“…with the eyes of your heart enlightened, you may know what is the hope to which he has called you…” Eph. 1:18
The news this morning from England is devastating. Once again, an act of inhumanity has taken innocent lives and left a community wounded. Although, the community affected is the world and the common characteristics we share are a sense of vulnerability, frustration and sadness. Vulnerability, because we cannot stop these acts from happening. Frustration with the level of hatred for life these acts express. Sadness might be too sedate a word, but it reflects how these attacks drain any sense of joy from life. Particularly disturbing was the target of this attack, teenage girls.
It may come to bear that ISIS and members of radical Islam are responsible for this attack. A part of me wonders if it matters. Our eyes tend to focus on this issue with incredible clarity. The problem is we become blinded to the other entities in the world promoting similar acts of violence. Unfortunately, everyday there are governments, organizations and individuals inflicting acts of terror on innocent victims. The news reports 22 people died in this attack. Today, in the United States, 44 people will be murdered. A staggering figure, despite violent crime being statistically low.

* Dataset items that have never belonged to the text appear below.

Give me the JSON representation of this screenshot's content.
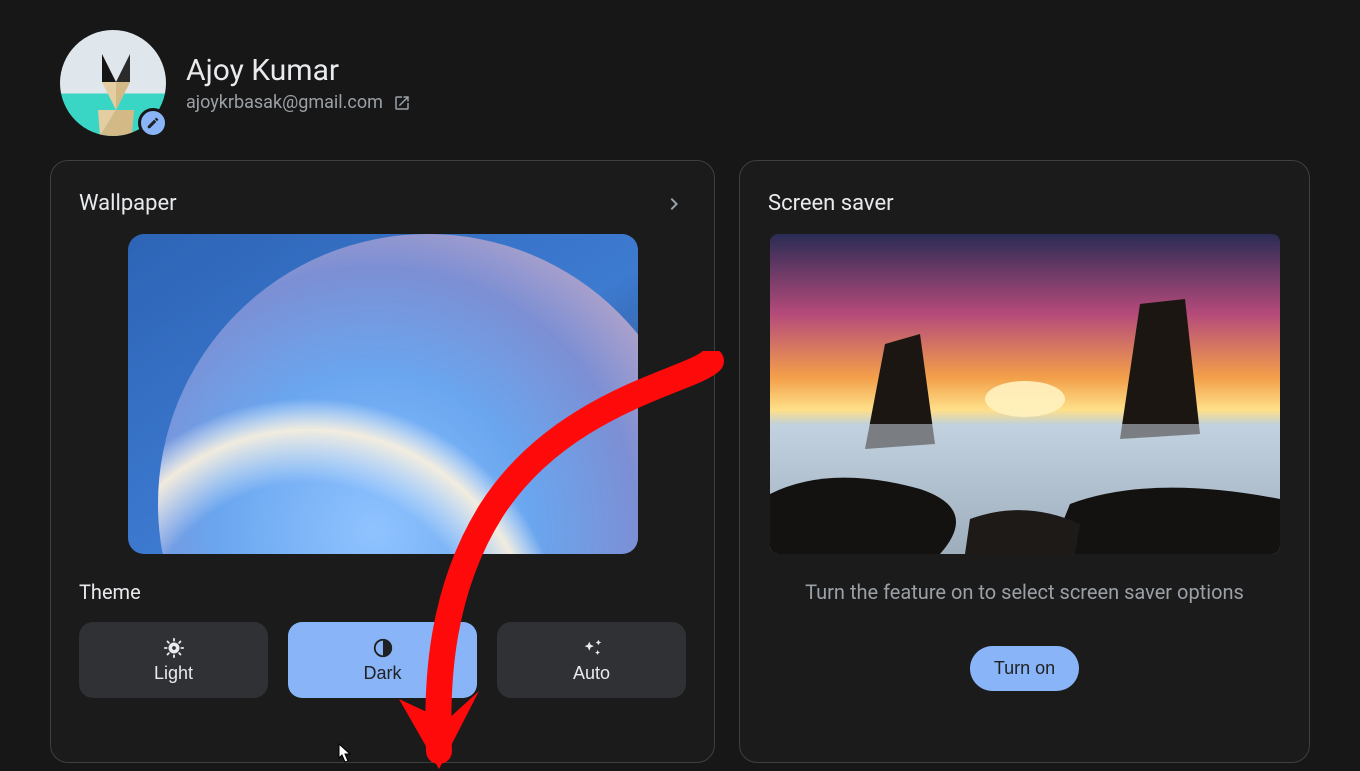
{
  "profile": {
    "name": "Ajoy Kumar",
    "email": "ajoykrbasak@gmail.com"
  },
  "wallpaper": {
    "title": "Wallpaper"
  },
  "theme": {
    "label": "Theme",
    "options": {
      "light": "Light",
      "dark": "Dark",
      "auto": "Auto"
    },
    "selected": "dark"
  },
  "screensaver": {
    "title": "Screen saver",
    "hint": "Turn the feature on to select screen saver options",
    "button": "Turn on"
  },
  "annotation": {
    "type": "arrow",
    "color": "#ff0000",
    "target": "theme-dark-button"
  }
}
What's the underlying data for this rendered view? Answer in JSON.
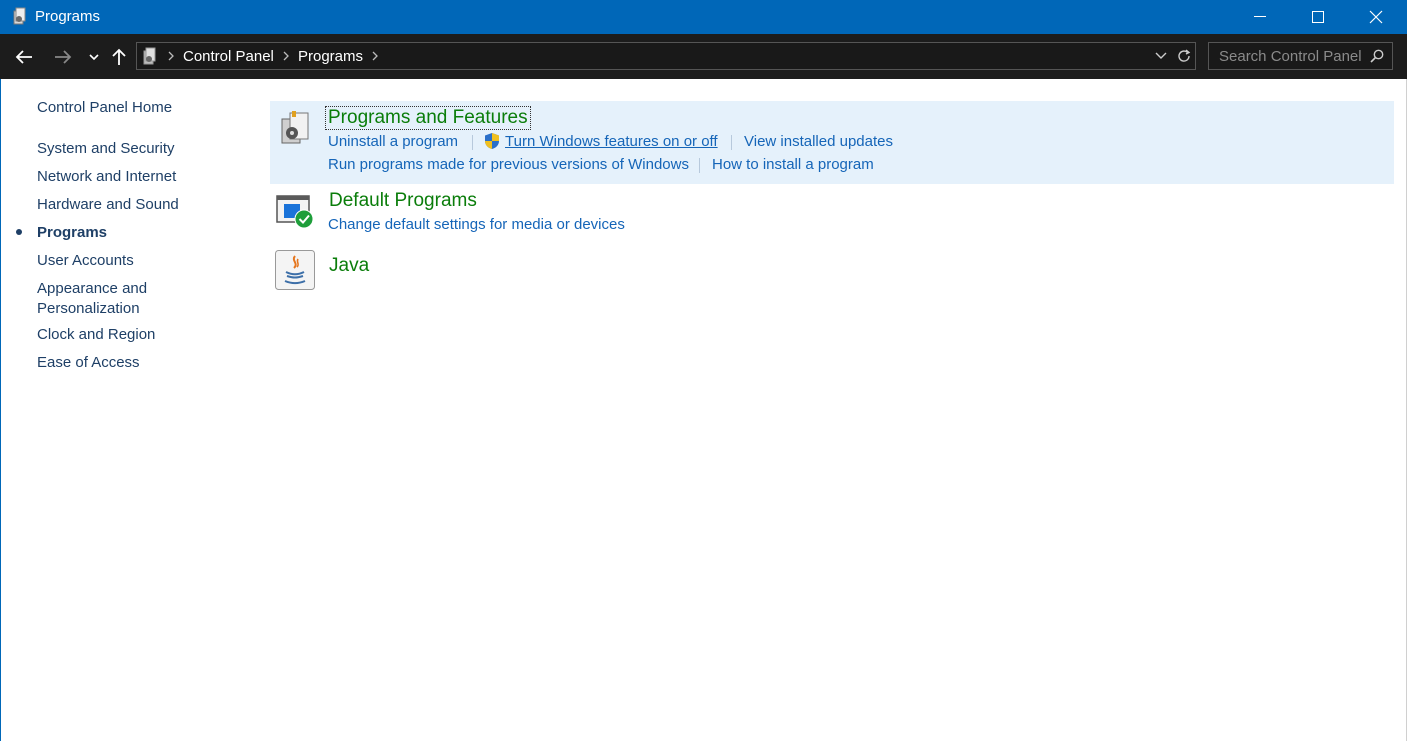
{
  "window": {
    "title": "Programs",
    "minimize": "minimize",
    "maximize": "maximize",
    "close": "close"
  },
  "address": {
    "crumbs": [
      "Control Panel",
      "Programs"
    ],
    "search_placeholder": "Search Control Panel"
  },
  "sidebar": {
    "home": "Control Panel Home",
    "items": [
      {
        "label": "System and Security"
      },
      {
        "label": "Network and Internet"
      },
      {
        "label": "Hardware and Sound"
      },
      {
        "label": "Programs",
        "current": true
      },
      {
        "label": "User Accounts"
      },
      {
        "label": "Appearance and",
        "label2": "Personalization"
      },
      {
        "label": "Clock and Region"
      },
      {
        "label": "Ease of Access"
      }
    ]
  },
  "main": {
    "programs_features": {
      "title": "Programs and Features",
      "links": [
        "Uninstall a program",
        "Turn Windows features on or off",
        "View installed updates",
        "Run programs made for previous versions of Windows",
        "How to install a program"
      ]
    },
    "default_programs": {
      "title": "Default Programs",
      "links": [
        "Change default settings for media or devices"
      ]
    },
    "java": {
      "title": "Java"
    }
  },
  "colors": {
    "titlebar": "#0067b8",
    "category_title": "#0a7d0a",
    "link": "#1565b8",
    "highlight": "#e5f1fb"
  }
}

Culturally, we feed ourselves a steady diet of violence. Murder is the most reliable form of entertainment on television and in the entertainment industry as a whole. We seek to teach children appropriate responses to bullying. Yet, almost all responses we teach them outside the classroom are violent.

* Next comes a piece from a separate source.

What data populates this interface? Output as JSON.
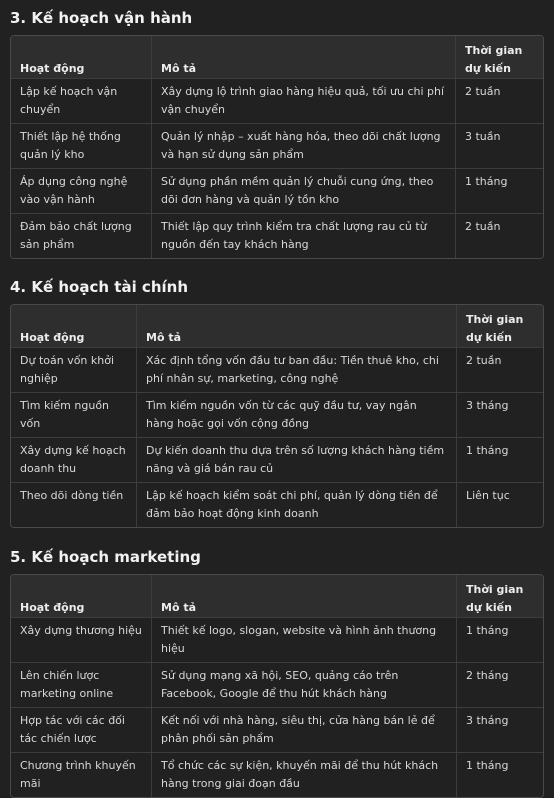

Am I helping you feel good about life yet? Every age is confronted with the impulse to act violently. Each generation of people have some threat of hatred, death and violence to confront. This was as true of the culture Jesus and his disciples lived in as any. In Ephesians, the author invites the reader to live differently. To assume a lifestyle which transforms a world of violence into one of joy.
The Christian is supposed to open the eyes of their heart. It helps them discover how to live more compassionately. When we live more compassionately, we discover how to be a source of hope in a world bent on robbing you of it. The problem is not that the world is more violent. It’s that it is less hopeful. Today, open the eyes of your heart to see the hope to which you have been called. It’s a powerful tool against violence.
Click to read: Ephesians 1: 11-23
- How do you emotionally respond to these acts of violence?
- How does it affect your sense of hope?
- Where do you discover hope in the midst of your daily life?
- What does it look like to live in hope?